We must be men and women of prayer, doing everything as if we are in the immediate presence of God. In The Desire of Ages chapter “Let Not Your Heart Be Troubled,” we can read of that intimate connection.
“The secret of their success would be in asking for strength and grace. . . . Every sincere prayer is heard in heaven. It may not be fluently expressed; but if the heart is in it, it will ascend to the sanctuary where Jesus ministers, and He will present it to the Father without one awkward, stammering word, beautiful and fragrant with the incense of His own perfection. . . .

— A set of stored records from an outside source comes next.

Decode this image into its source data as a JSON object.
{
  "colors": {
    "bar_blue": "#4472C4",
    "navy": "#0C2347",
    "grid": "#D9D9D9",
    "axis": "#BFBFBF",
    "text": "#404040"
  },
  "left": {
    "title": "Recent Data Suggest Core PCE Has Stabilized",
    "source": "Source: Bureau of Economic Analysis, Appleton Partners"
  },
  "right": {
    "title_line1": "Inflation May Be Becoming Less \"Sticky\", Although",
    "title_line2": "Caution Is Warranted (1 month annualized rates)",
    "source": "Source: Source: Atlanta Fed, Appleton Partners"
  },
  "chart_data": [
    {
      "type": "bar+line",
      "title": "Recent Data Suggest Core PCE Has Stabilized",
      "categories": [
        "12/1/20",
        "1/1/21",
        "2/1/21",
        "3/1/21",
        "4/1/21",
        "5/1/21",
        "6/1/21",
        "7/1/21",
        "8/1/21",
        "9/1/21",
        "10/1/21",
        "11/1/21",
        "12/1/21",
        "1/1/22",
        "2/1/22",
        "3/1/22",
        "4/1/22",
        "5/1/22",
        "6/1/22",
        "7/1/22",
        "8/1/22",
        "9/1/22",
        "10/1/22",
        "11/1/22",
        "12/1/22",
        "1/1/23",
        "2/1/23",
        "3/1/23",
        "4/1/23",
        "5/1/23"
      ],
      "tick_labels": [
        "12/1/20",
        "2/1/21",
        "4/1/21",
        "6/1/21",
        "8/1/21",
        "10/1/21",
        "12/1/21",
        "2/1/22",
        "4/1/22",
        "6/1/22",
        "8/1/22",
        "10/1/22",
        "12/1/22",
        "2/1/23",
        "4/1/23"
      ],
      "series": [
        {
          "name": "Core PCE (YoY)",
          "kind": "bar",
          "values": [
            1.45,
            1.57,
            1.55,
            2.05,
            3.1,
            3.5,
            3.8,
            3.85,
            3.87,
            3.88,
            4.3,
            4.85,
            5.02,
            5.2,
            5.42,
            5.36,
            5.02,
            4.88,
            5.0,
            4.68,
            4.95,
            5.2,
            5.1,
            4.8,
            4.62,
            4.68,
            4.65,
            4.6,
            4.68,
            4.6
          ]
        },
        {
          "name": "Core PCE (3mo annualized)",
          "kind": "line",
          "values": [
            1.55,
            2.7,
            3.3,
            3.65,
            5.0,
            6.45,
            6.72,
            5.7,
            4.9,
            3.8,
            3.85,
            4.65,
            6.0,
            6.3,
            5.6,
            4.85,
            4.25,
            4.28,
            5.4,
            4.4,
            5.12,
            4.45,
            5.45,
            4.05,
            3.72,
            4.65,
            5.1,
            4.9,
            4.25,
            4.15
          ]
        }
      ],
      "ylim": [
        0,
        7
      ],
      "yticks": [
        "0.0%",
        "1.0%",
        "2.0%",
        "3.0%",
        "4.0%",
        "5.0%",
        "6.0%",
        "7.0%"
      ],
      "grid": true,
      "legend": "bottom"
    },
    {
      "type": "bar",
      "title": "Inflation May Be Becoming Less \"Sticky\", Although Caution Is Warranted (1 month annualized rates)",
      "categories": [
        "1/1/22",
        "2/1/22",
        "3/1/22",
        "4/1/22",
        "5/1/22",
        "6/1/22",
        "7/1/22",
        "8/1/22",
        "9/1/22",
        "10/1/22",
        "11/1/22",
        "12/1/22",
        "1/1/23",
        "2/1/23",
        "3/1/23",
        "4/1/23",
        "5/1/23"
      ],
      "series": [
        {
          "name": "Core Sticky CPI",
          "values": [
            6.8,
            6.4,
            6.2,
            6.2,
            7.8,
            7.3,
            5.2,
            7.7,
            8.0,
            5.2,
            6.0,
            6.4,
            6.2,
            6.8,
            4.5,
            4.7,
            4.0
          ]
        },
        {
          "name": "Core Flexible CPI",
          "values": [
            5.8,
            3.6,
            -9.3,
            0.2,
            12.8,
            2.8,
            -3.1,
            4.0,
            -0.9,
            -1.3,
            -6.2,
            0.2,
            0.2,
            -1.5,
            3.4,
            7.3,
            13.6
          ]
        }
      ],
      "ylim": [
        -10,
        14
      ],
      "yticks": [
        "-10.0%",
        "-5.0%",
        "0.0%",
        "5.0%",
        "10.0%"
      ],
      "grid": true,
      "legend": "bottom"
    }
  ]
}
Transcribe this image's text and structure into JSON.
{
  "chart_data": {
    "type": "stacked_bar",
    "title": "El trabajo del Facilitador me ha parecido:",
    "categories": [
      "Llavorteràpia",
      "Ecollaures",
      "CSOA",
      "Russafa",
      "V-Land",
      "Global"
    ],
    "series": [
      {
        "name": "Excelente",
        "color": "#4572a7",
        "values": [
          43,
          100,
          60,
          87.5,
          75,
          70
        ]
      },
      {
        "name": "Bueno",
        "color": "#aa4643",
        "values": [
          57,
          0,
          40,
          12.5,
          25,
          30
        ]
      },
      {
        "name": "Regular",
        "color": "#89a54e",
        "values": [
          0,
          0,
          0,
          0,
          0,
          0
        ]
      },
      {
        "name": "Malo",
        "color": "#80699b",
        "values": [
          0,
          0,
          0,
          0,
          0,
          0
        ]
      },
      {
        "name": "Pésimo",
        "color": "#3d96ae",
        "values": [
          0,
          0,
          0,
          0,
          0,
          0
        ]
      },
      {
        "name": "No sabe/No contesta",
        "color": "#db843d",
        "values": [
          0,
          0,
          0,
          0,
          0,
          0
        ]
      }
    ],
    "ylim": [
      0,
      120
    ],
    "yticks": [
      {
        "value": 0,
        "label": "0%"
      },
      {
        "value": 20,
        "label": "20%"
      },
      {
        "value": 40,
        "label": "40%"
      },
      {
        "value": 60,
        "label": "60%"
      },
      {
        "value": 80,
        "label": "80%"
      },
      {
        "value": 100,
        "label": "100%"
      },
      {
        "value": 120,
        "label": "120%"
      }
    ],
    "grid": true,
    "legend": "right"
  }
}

“If we consent, He will so identify Himself with our thoughts and aims, so blend our hearts and minds into conformity to His will, that when obeying Him we shall be but carrying out our own impulses. The will, refined and sanctified, will find its highest delight in doing His service. When we know God as it is our privilege to know Him, our life will be a life of continual obedience. Through an appreciation of the character of Christ, through communion with God, sin will become hateful to us. . . .
“If we come to Him in faith, He will speak His mysteries to us personally. Our hearts will often burn within us as One draws nigh to commune with us as He did with Enoch. Those who decide to do nothing in any line that will displease God, will know, after presenting their case before Him, just what course to pursue.” Ibid., 667, 668.
This One Thing I Do
Jesus lived a perfect life as an example for us. He has given us ample evidence that it is possible to live such a life. We can start afresh right now. “Whatever the mistakes or failures of the past, we may, with the help of God, rise above them. With the apostle we may say: ‘This one thing I do, forgetting those things which are behind, and reaching forth unto those things which are before, I press toward the mark for the prize of the high calling of God in Christ Jesus.’ Philippians 3:13, 14.” The Ministry of Healing, 516. Today He is waiting to commission angels from heaven in response to our cry for help.
Let us consider the offer. Shall we, like David, admit our weaknesses and like Peter, fall upon the Rock and be broken? Shall we, like our Saviour, establish and maintain that unbroken communion with our Heavenly Father and accept His strength to overcome on all points? And shall we, like Enoch, have the testimony that we pleased God and live in readiness here that we might live with Him in heaven throughout eternity?
Prize Before Us
“I have seen the tender love that God has for His people, and it is very great. I saw angels over the saints with their wings spread about them. Each saint had an attending angel. If the saints wept through discouragement, or were in danger, the angels that ever attended them would fly quickly upward to carry the tidings, and the angels in the city would cease to sing. Then Jesus would commission another angel to descend to encourage, watch over, and try to keep them from going out of the narrow path; but if they did not take heed to the watchful care of these angels, and would not be comforted by them, but continued to go astray, the angels would look sad and weep. They would bear the tidings upward, and all the angels in the city would weep, and then with a loud voice say, ‘Amen.’ But if the saints fixed their eyes upon the prize before them and glorified God by praising Him, then the angels would bear the glad tidings to the city, and the angels in the city would touch their golden harps and sing with a loud voice, ‘Alleluia!’ and the heavenly arches would ring with their lovely songs.” Early Writings, 39.